Je me permets cependant de faire remarquer que la mise en disponibilité de droit des fonctionnaires a pour conséquence la suspension du traitement. Dès lors, je ne suis pas certain que, dans les situations que nous visons, la mise en disponibilité soit une solution bien opportune.
M. le président. Quel est l’avis du Gouvernement ?
Mme Nadine Morano, secrétaire d'État. Comme l’a indiqué le rapporteur, ce sujet ne relève pas de la compétence du législateur. En l’état actuel du droit, ce sont les décrets du 16 septembre 1985, pour la fonction publique de l’État, du 13 janvier 1986, pour la fonction publique territoriale, et du 13 octobre1988, pour la fonction publique hospitalière, qui définissent les cas dans lesquels l’agent est mis en disponibilité de plein droit à sa demande.
Sur le fond, ces textes prévoient déjà le bénéfice d’une disponibilité de droit pour des motifs familiaux. Il existe également une disponibilité pour convenance personnelle qui permet à l’agent, sans avoir à justifier d’une quelconque situation ou de conditions particulières, d’être placé hors de son administration ou service d’origine pour une durée maximum de trois ans renouvelable, dans la limite de dix ans.

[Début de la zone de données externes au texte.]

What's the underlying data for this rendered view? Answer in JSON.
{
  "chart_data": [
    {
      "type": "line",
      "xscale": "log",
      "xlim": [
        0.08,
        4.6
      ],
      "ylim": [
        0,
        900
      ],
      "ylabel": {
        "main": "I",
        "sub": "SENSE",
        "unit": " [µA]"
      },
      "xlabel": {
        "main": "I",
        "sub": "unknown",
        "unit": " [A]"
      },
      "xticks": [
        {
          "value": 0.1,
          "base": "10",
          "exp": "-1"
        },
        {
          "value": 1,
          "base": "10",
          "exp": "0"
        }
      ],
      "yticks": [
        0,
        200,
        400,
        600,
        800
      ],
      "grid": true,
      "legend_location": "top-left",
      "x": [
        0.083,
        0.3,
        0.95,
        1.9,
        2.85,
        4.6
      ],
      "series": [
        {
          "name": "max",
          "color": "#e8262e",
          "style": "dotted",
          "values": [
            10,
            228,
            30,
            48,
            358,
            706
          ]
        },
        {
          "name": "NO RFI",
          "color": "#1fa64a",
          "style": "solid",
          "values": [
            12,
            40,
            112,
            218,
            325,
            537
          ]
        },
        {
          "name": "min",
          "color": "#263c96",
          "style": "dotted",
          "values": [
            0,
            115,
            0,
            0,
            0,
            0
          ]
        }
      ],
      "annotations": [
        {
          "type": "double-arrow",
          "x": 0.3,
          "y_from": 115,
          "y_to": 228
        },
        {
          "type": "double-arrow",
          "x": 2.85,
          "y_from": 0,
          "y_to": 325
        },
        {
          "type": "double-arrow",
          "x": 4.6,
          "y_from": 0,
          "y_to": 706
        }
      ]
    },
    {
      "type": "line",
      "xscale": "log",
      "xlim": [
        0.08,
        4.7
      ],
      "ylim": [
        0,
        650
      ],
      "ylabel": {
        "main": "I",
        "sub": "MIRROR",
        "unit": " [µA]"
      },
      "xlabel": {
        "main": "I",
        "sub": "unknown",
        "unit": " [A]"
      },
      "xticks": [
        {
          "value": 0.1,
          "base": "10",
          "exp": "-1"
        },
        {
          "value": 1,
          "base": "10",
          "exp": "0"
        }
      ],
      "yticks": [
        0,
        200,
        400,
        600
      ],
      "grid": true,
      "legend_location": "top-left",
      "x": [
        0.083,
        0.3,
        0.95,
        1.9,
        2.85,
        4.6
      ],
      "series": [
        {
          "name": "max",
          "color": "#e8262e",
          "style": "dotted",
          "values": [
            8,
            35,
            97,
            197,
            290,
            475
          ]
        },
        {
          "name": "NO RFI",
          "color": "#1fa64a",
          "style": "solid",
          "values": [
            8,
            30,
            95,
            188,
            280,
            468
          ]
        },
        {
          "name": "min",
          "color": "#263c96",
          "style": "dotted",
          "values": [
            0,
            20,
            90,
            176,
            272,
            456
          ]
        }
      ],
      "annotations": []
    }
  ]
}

Dans ces conditions, je considère que cet amendement est d’ores et déjà satisfait. Toutefois, monsieur le sénateur, je peux vous indiquer que l’attention des administrations et des employeurs des trois versants de la fonction publique sera appelée sur la gestion – avec la diligence, l’efficacité et la confidentialité qui s‘imposent – de la situation des agents bénéficiant d’une ordonnance de protection. Une circulaire précisera à cet égard les dispositions des décrets que j’ai cités et ce point sera en outre évoqué lors des séminaires des directeurs des ressources humaines de la direction générale de l’administration et de la fonction publique.
Au regard de ces explications, monsieur le sénateur, je vous demande de bien vouloir retirer cet amendement. À défaut, l’avis du Gouvernement ne pourrait être que défavorable.
M. le président. Monsieur Antoinette, l’amendement est-il maintenu ?
M. Jean-Etienne Antoinette. Je formulerai trois observations.
D’abord, je signale que, dans le texte adopté par l’Assemblée nationale, se trouvent des mesures qui relèvent du domaine réglementaire.
Ensuite, je fais remarquer qu’on accorde une mise en disponibilité à des fonctionnaires pour suivre géographiquement leur conjoint ou leur partenaire, ou pour se déplacer afin d’adopter un enfant. Ne peut-on pas l’autoriser également dans les cas de violences ? Au demeurant, ce n’est jamais qu’une possibilité qui est ainsi offerte au fonctionnaire concerné.
Enfin, monsieur le rapporteur, vous disiez tout à l’heure qu’il fallait donner une portée forte à cette loi. Nous avons l’occasion de le faire en y inscrivant cette disposition.
Par conséquent, monsieur le président, je maintiens cet amendement.